Long-term Budget watchers avoid instantaneous reactions to any new financial measures. The devil is always in the details and those are published weeks later in notifications by the Reserve Bank of India (RBI), Customs and Central Excise, and the Income Tax Department.
Given that the Budget is prepared months in advance, the lag seems unconscionable. However, the delay is not due to administrative inefficiency; it is a political device that offers wriggle-room. Notifications can be softened if there are adverse reactions.
This is the case with the General Anti-Avoidance Regulation (GAAR) proposals. It took a fortnight before the finance minister clarified that participatory notes (P-notes) wouldn’t be taxed. We still don’t know the tax impact on other foreign institutional investor (FII) operations.
In essence, GAAR is being waggled like a big club. The government won’t actually hit P-notes in the 2012-13 fiscal. Maybe it will in 2013-14. The pace of FII buying slowed in the last fortnight and the slowdown could continue if FII see their other operations taxed.
One can make a logical case for taxing P-notes. But several stranger proposals have received less publicity. Start-ups, for instance, are likely to be hard hit by some clauses in the Finance Bill. “Share premium in excess of the fair market value (FMV) is to be treated as income” via a new clause in inserted Section 56(2). This applies to unlisted companies that receive equity contributions from resident Indians. The company would have to substantiate FMV to “the satisfaction of the assessing officer”.
In another clause, Section 68 of the IT Act is to be amended to put the onus on an unlisted company receiving equity contributions to do due diligence on the nature and source of funds received. That is, the company would have to find out if the money it received was clean (how?), and prove this, again “to the satisfaction of the assessing officer”.
One would prefer not to comment on the greater discretionary powers embedded in these proposals. The scope for abuse is obvious. An assessment of FMV for an unlisted concern involves hard work and a certain subjectivity on the part of investment banking specialists. Determining FMV is not part of the domain expertise for start-ups, or the income tax (I-T) department for that matter. On the other hand, investigating the source of funds is core competence for I-T. Why is this being “outsourced”?

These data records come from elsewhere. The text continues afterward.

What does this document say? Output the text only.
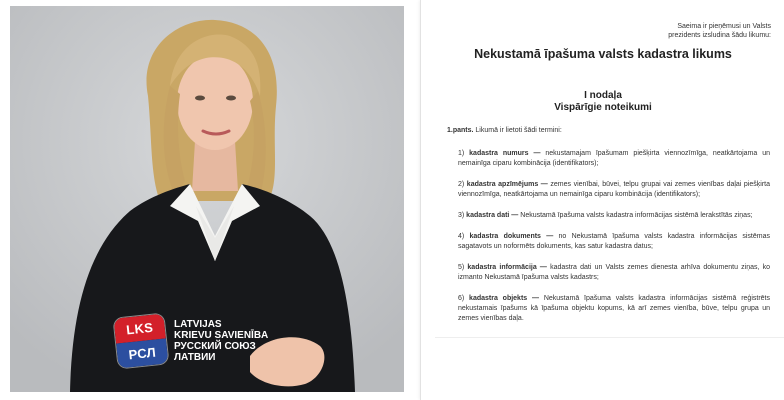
LKS
РСЛ
LATVIJAS
KRIEVU SAVIENĪBA
РУССКИЙ СОЮЗ
ЛАТВИИ
Saeima ir pieņēmusi un Valsts
prezidents izsludina šādu likumu:
Nekustamā īpašuma valsts kadastra likums
I nodaļa
Vispārīgie noteikumi
1.pants. Likumā ir lietoti šādi termini:
1) kadastra numurs — nekustamajam īpašumam piešķirta viennozīmīga, neatkārtojama un nemainīga ciparu kombinācija (identifikators);
2) kadastra apzīmējums — zemes vienībai, būvei, telpu grupai vai zemes vienības daļai piešķirta viennozīmīga, neatkārtojama un nemainīga ciparu kombinācija (identifikators);
3) kadastra dati — Nekustamā īpašuma valsts kadastra informācijas sistēmā lerakstītās ziņas;
4) kadastra dokuments — no Nekustamā īpašuma valsts kadastra informācijas sistēmas sagatavots un noformēts dokuments, kas satur kadastra datus;
5) kadastra informācija — kadastra dati un Valsts zemes dienesta arhīva dokumentu ziņas, ko izmanto Nekustamā īpašuma valsts kadastrs;
6) kadastra objekts — Nekustamā īpašuma valsts kadastra informācijas sistēmā reģistrēts nekustamais īpašums kā īpašuma objektu kopums, kā arī zemes vienība, būve, telpu grupa un zemes vienības daļa.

Apart from such examples of creative thinking, sentiment could take a knock due to several separate developments. Telenor is reportedly about to seek compensation for the 2G licence cancellations, while also being embroiled in a dispute with its joint venture partner, Unitech.
The TCI fund (The Children’s Investment) has threatened minority shareholder action against Coal India (CIL) for selling fuel at a discount. CIL is also likely to miss its commitments for fuel supply to power plants. Meanwhile, environmental clearances for Posco are held up, all over again. The hapless oil-marketing companies are suggesting that petrol prices be officially re-controlled, rather than unofficially controlled. And, of course, there’s “Truckgate” and “Coalgate”.
There is one common strand: these events throw a poor light on governance. They also indicate there is nothing resembling a coherent plan to revive flagging growth. In the circumstances, an investor who seeks exposure to Indian stocks does so strictly on the basis of company-specific factors, after discounting the deteriorating macro-story. There are plenty of good Indian companies. But valuations always suffer when investors are forced to discount a risky macro-environment.
In the circumstances, market valuations have held up well so far. The Nifty dipped below its own 200-day moving average on an intra-day basis. But it also made a sharp recovery in the last trading session of 2011-12. That recovery was, at least partially, driven by strong FII buying that aimed to avoid taking extra exposure to new taxes in the 2012-13 fiscal.
In fact, the market is pretty much at Budget level. But the technical signals suggest a downtrend is marked, and likely to continue. The 2012 high was recorded at Nifty 5630 on February 22. Since then, a pattern of lower highs and lower lows has been established. The latest low was 5135 on March 29. The key levels to watch in the short-term are, therefore, 5135 and 5630. A fall below 5135 would signify a steeper downtrend while a rise above 5630 would be a positive signal.
Optimists could look for some positive triggers. Clarity on the tax front would be one trigger of course. Another could be a more liberal monetary attitude and policy rate cuts from RBI. This is no longer expected by most smart players — bond yields are rising. A third positive trigger may be improvement of the external environment. The US economy is continuing its recovery. An easing of tensions on the Iran front would be a huge boost.
In the absence of positive triggers, the market will drift down. If things get worse, there could be a sharp correction. Broadly speaking, on the way down, or the way up, rate sensitives would lead the movement. The Bank Nifty, assorted non-banking financial companies and housing loan companies would be in the forefront. Other highly sensitive sectors include metals and energy plays. As always, the fast-moving consumer goods segment is likely to be a defensive haven.
The standout trades are all on the short side. At a Nifty PE of 18-19, the market could lose 15-25 per cent over the next quarter unless there’s a big turnaround. The rupee is under pressure anyhow, and if the FIIs turn sellers, the pressure will mount. A long USD/INR position could be a major winner.